Mr Murphy also corrects his comrades on their understanding of the “united front”.

“The comrades begin with an inaccurate historical description of the united front as ‘tactics the Comintern and revolutionary parties adopted in general towards the mass organisations of the working class in the 1920s and 1930s’,” he says.

“I will deal below with the question of whether the united front is solely a tactic or a method, or both. Nonetheless, the history is clear. The united front did not originate in the 1920s as seems to be implied [by others].

Bolsheviks

“It was in fact central to the success of the Bolsheviks in 1917, and was fought for by Lenin in particular. The most well known example is the united front struggle proposed by the Bolsheviks to stop the Kornilov coup against the Kerensky government in August 1917, using ‘Kerensky as a gun-rest to shoot Kornilov.’

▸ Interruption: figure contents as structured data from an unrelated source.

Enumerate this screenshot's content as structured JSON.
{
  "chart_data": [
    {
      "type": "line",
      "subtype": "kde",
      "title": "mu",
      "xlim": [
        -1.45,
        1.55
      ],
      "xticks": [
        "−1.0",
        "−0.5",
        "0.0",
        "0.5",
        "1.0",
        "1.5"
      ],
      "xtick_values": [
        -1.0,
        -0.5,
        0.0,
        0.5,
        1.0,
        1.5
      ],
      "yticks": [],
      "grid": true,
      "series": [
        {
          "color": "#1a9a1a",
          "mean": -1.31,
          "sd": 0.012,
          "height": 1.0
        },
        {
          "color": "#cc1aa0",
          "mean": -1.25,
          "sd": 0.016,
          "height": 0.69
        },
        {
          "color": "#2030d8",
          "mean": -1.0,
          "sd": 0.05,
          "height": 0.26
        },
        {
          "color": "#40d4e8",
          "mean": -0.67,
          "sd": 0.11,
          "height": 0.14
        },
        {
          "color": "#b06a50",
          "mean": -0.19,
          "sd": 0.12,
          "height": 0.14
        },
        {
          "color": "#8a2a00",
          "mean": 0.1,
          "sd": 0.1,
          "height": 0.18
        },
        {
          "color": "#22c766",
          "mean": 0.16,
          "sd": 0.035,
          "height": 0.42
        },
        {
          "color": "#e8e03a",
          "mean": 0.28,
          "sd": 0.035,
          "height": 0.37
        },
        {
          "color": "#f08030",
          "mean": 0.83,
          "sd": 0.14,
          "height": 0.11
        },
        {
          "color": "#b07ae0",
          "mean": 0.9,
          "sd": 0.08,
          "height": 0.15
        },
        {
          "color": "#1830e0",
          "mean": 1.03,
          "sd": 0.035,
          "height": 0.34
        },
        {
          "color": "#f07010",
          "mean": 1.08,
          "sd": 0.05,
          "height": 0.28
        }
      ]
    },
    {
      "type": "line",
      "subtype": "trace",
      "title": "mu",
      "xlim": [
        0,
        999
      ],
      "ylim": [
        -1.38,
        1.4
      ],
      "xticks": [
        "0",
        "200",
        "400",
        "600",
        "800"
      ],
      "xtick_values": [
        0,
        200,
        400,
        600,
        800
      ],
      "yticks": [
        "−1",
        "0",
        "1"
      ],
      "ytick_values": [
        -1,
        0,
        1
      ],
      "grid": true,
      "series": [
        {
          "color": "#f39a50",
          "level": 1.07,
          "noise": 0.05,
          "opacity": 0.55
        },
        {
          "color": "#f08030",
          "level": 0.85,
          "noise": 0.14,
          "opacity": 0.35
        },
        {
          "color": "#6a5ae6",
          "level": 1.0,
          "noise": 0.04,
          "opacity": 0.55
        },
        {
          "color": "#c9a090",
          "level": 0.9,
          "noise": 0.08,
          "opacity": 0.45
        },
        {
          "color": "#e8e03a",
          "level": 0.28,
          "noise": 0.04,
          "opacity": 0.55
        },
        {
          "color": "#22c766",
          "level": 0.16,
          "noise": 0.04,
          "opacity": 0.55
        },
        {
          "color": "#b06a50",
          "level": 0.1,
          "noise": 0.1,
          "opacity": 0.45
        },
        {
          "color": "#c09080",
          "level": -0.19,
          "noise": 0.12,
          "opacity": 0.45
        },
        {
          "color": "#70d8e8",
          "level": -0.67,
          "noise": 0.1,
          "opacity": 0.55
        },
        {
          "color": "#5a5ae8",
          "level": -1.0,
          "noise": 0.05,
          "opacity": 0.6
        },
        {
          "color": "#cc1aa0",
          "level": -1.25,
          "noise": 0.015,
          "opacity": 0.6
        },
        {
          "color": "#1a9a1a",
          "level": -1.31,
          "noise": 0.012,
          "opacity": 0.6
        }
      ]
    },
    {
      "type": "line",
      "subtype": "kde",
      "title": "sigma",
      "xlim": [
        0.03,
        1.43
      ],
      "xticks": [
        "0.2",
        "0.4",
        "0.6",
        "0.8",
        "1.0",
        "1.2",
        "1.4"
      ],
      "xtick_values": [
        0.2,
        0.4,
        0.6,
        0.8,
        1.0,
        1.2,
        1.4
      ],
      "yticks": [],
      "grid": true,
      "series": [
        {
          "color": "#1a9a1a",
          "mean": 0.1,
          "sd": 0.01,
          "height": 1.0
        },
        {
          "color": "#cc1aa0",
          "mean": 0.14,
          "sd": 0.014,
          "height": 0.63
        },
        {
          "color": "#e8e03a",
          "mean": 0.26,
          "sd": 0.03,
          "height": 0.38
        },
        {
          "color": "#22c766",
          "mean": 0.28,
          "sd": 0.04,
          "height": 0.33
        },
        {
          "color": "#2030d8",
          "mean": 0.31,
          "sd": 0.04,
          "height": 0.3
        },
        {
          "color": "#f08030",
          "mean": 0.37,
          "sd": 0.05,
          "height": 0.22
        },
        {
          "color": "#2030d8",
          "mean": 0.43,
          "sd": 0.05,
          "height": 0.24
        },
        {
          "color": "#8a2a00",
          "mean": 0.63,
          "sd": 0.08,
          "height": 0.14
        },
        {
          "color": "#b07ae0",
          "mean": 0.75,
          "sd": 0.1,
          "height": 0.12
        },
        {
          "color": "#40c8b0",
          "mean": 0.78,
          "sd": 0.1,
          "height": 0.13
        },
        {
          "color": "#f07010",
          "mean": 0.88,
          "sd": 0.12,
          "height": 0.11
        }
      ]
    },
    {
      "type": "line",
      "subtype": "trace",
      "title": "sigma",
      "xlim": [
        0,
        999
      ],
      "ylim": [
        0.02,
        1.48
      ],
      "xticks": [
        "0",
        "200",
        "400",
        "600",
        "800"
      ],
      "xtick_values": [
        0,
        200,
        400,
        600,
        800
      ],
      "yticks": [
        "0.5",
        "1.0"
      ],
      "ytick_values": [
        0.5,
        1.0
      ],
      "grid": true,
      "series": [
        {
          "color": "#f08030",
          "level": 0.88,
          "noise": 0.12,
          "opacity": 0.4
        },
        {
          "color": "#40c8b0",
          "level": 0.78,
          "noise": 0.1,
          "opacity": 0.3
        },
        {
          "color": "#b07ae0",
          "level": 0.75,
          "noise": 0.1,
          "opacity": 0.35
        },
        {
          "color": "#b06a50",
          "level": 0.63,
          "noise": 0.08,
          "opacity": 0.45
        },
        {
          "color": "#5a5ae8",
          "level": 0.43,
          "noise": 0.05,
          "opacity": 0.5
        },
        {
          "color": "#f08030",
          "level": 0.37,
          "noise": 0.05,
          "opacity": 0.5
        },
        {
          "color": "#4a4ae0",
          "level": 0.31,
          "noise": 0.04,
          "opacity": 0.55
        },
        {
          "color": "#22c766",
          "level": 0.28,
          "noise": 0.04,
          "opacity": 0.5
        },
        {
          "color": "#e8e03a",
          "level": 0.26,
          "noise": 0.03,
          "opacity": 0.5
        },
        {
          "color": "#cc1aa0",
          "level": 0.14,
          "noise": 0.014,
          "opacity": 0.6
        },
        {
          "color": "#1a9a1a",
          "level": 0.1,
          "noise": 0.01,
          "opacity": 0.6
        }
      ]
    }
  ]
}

“It wasn’t until later, in particular at the Third and Fourth Congresses of the Communist International in the early 1920s, that the united front was theorised. The same process took place with the transitional method and the workers’ government slogan, both of which were implemented by the Bolsheviks in 1917, for example in Lenin’s ‘The Impending Catastrophe and How to Fight It’, and the ‘Down with the Ten Capitalist Ministers’ slogan demanding that the Mensheviks and SRs form a government without the participation of the capitalist parties.

“The comrades are unfortunately wrong to suggest that the united front was then adopted by the Communist Parties. In fact, the tragedy of the 1920s and 30s is precisely that it was not fully adopted or properly implemented.”